Appena tornato dal Burundi Vincenzo Modena, coordinatore infermieristico:

“La mia attività è stata su due fronti, quello della formazione del personale medico e infermieristico e quello della logistica, cioè predisporre i locali, i carrelli, gli armadi, tutti i luoghi di lavoro con tutto il materiale occorrente per le attività che in quel locale deve essere svolto. Sapere che la bambina è nata all’interno di una struttura che il sottoscritto, insieme ai compagni, ai colleghi, ha messo a disposizione sia da un punto di vista delle conoscenze ma anche da un punto di vista fisico, della presenza, dei presidi, riempie di orgoglio. Siamo soprattutto partecipi di questo sogno che stanno vivendo anche loro!”.

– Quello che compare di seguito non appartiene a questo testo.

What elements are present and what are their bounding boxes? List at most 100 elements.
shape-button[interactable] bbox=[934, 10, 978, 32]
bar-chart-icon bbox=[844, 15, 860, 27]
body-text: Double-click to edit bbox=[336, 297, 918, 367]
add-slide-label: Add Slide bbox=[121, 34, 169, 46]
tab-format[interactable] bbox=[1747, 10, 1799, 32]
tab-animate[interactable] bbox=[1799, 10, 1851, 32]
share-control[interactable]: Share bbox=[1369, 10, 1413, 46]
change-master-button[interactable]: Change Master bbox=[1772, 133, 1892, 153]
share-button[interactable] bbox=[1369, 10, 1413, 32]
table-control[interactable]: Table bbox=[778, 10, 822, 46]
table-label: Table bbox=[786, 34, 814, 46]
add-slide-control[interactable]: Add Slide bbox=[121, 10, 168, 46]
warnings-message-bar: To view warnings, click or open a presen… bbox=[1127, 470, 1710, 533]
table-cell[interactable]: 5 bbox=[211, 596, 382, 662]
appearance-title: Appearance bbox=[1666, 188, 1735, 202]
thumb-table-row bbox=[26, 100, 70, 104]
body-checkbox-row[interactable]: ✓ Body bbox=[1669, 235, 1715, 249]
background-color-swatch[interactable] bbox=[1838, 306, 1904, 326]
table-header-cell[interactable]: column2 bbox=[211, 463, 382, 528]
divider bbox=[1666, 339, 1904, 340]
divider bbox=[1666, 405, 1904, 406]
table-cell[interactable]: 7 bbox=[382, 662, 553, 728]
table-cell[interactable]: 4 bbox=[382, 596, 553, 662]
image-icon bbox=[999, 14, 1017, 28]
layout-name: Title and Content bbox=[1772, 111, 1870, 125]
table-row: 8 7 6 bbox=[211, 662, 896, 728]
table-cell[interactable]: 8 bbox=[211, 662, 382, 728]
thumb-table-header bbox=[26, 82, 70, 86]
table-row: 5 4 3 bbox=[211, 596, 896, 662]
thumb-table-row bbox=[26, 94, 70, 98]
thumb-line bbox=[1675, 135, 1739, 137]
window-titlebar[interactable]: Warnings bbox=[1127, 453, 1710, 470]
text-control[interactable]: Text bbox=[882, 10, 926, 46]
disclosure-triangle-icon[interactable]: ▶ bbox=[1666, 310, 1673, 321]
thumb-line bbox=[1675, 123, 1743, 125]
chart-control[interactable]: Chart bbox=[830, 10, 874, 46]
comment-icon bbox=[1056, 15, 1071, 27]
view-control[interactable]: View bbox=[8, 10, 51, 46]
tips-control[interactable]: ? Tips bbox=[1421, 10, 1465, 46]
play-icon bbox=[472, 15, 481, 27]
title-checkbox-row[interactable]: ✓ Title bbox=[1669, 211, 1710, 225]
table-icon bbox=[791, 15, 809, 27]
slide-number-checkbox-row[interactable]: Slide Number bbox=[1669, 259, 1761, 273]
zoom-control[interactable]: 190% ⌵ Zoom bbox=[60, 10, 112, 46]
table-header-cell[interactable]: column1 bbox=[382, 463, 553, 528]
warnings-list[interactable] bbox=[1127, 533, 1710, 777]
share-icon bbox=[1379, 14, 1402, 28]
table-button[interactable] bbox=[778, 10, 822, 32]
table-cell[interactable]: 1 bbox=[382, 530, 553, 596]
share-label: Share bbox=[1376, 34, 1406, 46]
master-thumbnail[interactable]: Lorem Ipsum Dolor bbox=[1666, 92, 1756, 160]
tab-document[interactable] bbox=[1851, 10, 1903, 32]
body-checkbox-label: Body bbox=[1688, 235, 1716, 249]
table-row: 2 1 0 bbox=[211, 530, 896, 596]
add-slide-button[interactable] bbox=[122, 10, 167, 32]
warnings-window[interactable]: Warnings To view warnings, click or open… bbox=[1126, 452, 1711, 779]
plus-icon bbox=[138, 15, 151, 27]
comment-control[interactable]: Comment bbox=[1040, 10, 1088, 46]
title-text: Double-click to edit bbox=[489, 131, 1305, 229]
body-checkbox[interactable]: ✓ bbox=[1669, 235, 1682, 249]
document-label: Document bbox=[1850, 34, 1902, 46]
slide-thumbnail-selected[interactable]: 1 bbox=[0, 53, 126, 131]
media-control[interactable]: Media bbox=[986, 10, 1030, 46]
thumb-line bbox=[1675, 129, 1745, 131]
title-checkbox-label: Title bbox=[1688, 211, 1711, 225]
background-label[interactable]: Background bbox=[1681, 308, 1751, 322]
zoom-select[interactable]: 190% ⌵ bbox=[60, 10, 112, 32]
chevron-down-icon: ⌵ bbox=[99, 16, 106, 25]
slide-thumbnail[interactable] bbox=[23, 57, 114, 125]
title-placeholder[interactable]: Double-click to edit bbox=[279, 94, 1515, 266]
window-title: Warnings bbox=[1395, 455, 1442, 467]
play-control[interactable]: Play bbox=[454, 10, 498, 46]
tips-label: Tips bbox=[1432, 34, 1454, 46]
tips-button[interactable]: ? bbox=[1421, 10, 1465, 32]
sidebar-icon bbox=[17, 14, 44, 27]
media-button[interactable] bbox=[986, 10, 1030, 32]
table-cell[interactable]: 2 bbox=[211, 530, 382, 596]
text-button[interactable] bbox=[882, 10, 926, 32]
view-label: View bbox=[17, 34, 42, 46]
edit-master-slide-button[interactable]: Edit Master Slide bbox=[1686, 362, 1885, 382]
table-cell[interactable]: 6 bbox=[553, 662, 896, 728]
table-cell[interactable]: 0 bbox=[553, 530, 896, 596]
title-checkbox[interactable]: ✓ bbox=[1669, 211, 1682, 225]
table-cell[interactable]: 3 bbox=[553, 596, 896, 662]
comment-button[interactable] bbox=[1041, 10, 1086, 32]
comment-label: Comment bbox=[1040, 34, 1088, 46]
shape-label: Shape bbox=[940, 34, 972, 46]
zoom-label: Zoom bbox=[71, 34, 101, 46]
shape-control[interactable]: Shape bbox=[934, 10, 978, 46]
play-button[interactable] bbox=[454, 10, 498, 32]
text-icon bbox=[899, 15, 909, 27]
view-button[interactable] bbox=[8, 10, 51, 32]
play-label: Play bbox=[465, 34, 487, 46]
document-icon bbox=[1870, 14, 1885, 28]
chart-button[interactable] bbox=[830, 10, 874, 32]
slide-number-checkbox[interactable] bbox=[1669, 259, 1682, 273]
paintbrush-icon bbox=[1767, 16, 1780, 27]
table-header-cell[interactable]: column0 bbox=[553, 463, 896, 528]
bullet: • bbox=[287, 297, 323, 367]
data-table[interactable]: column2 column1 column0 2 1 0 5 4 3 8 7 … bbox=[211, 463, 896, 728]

Una felicità costellata di tanti momenti importanti come fotografie, che si sfogliano giorno per giorno:

“L’immagine che più mi è rimasta impressa è quella delle donne burundesi piene di una grandissima dignità che per la prima volta si accingevano ad eseguire una ecografia e che, avvisate della possibilità di conoscere il sesso del nascituro, si trovavano davanti a emozioni indescrivibili perché non avevano mai visto un ecografo, non avevano mai visto un’ecografia. Venire a conoscenza del fatto che avrebbero potuto sapere addirittura il sesso del nascituro questo le sconvolgeva da un punto di vista emotivo! E nonostante l’emozione mantenevano una dignità e un rispetto nei confronti del personale sanitario; sono molto rispettosi nei confronti del personale sanitario e straniero. Una volta conosciuto il sesso e finita l’ecografia, si alzavano e andavano via con un sorriso trattenuto che poi esplodeva all’uscita dell’ambulatorio quando incontravano le altre future mamme raccontando: “Ho saputo che il bambino che nascerà è una femmina… è un maschietto…” E lì esplodeva proprio la loro gioia: sapevano di andare a casa e portare notizie che prima sarebbero state impensabili. Queste sono immagini che mi resteranno per sempre”.